Depuis février 2019, le gouvernement a également déployé les droits à vie pour les personnes dont le handicap est reconnu comme permanent. Auparavant, elles devaient, tous les trois ans, faire tamponner un certificat médical prouvant qu’elles étaient toujours aveugles, paraplégiques, autistes, etc. Une aberration dénoncée par les associations, qui saluent cette récente reconnaissance de la place particulière de ces personnes dans notre société. 

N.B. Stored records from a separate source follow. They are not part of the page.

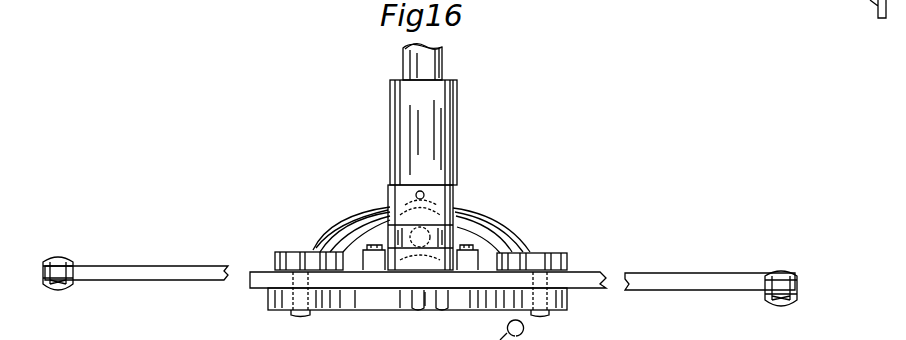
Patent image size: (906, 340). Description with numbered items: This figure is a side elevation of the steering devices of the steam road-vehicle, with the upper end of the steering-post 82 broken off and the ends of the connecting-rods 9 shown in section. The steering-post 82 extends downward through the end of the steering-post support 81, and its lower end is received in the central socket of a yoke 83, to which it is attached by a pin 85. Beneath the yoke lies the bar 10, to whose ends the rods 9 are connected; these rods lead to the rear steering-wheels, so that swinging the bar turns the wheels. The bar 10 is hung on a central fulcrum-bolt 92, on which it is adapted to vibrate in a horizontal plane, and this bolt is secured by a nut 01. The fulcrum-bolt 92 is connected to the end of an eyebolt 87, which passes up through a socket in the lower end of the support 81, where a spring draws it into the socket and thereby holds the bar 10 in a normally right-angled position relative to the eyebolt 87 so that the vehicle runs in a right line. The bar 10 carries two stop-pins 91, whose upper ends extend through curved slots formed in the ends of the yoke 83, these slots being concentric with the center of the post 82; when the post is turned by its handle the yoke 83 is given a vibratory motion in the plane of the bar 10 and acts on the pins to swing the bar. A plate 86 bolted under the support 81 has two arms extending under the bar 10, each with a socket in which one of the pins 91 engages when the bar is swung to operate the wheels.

The steering-post 82 is at (444, 62).
The steering-post support 81 is at (458, 131).
The pin 85 is at (424, 193).
The yoke 83 is at (510, 234).
The nut 01 is at (483, 223).
The stop-pins 91 is at (300, 252).
The eyebolt 87 is at (428, 290).
The central fulcrum-bolt 92 is at (399, 310).
The plate 86 is at (468, 310).
The bar 10 is at (150, 280).
The rods 9 is at (75, 283).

Julien termine son café et repart avec son auxiliaire de vie. Lorsqu’on lui demande comment il voit l’avenir, il répond : « Je ne veux pas de ghetto. Ce que je veux, c’est un jour pouvoir sortir avec une meuf valide. Je ne veux pas m’enfermer sans possibilités de découvrir. J’ai soif de connaissances. J’ai eu la chance de voyager en Chine, aux États- Unis. J’espère que ça va continuer. » 

La loi de 2005

Dite loi « pour l’égalité des chances, la participation et la citoyenneté des personnes handicapées », elle est née sous l’impulsion du président Jacques Chirac et propose une redéfinition de la notion de handicap : « Constitue un handicap […] toute limitation d’activité ou restriction de participation à la vie en société subie dans son environnement par une personne en raison d’une altération substantielle, durable ou définitive d’une ou plusieurs fonctions physiques, sensorielles, mentales, cognitives ou psychiques, d’un polyhandicap ou d’un trouble de santé invalidant. » Finie donc l’approche strictement médicale : l’objectif est de faciliter en premier lieu le maintien en milieu ordinaire des personnes en situation de handicap. Cette loi s’accompagne de la création des Maisons Départementales pour les Personnes Handicapées (MDPH), chargées d’attribuer les différentes aides en fonction du projet de vie des personnes. Sur le plan de l’éducation, la loi de 2005 rappelle également que tout enfant ou adolescent en situation de handicap doit être scolarisé dans l’établissement scolaire le plus proche de son domicile.